Today, I want to discuss one of those issues as a coach that just drives me nuts.  It is something I see way too often among junior golfers, but I’ve found players of all ages guilty of this sin.  A growing number of players use just one club to hit their chip shots, no matter the distance, pin location, or the lie.  I find it mind-boggling that you would limit yourself to one club out of the 14 from which you get to choose.  In my opinion, its like saying that when I’m 150 yards I only hit my 9 iron, regardless of the wind condition.  Nobody does that, so why limit yourself around the green?

Personally, I think this issue has evolved from the growing popularity and accessibility of the lofted wedge.  If you look at older sets of clubs, you will notice that very few of them have anything that looks like the wedge pictured left.  There is no question that the evolution of this sort of club has made lots of shots around the green easier.  Negatively, however, is that it is the only clubs tons of players grab to hit a chip shot.  For whatever reason, people fear going past the hole much greater than they fear leaving it short.  Subsequently, this makes the one-club chip much more popular.  Unfortunately, by not being creative you limit the opportunity to hit it close and make a simple up and in.  The first thing I cover with my students is the importance of getting the ball on the ground.  It is so much easier to control a ball that is rolling than one flying in the air.  From there, one can determine proper club selection.  Let me present a few scenarios:

1. Your ball lays 3 yards off the green with 20 yards between you and the pin

  • For this shot, I would grab my 8 iron and hit a bump and run in which the ball barely leaves the ground.

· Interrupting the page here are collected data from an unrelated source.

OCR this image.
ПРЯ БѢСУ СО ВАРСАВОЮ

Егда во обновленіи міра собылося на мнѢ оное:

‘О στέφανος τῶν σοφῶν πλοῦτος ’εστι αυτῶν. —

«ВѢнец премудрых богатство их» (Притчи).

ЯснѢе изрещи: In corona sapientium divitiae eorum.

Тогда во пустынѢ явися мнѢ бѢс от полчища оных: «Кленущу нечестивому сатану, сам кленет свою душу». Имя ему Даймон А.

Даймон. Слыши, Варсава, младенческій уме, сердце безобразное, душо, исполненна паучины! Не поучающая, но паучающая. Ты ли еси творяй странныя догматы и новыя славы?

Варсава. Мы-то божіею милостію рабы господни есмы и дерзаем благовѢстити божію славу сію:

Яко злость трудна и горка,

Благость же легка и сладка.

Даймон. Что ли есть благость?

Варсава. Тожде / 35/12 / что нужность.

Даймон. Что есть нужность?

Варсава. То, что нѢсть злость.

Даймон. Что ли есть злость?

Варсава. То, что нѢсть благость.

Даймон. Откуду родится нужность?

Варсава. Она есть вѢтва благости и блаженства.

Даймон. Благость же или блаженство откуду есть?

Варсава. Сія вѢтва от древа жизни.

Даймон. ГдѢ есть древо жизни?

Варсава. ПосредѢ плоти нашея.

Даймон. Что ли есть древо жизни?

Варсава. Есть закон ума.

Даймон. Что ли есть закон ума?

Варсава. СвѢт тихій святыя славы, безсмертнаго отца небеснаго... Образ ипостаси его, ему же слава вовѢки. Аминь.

2. Your ball lays 10 yards off the green with 20 yards between you and the pin

  • For this shot, I would grab my PW and pitch the ball just over the fringe and let it roll the rest of the way to the hole.

3. Your ball lays 10 yards off the green, 20 yards from the pin, and a bunker between you and the green

  • For this shot, I would grab my SW and hit a high shot that lands closer to the pin with little roll.

I have just demonstrated how you can hit three different shots with three different clubs from relatively the same distance.  Each of my examples assumed the ball laid perfectly on the ground.  Can you imagine the options different lies present?  I am confident that I could have hit each of those shots inches from the hole.  I couldn’t say that if I used the SW for all three.  I know the Phil Mickelson flop shot is sexy but let’s be honest – even he doesn’t hit it from everywhere.  So, the next time you are on the putting green, be sure to bring your whole golf bag and experiment.  Remember, the most important thing is getting it close to the hole and you are free to do whatever it takes.  Best of luck and see you on the lesson tee!!!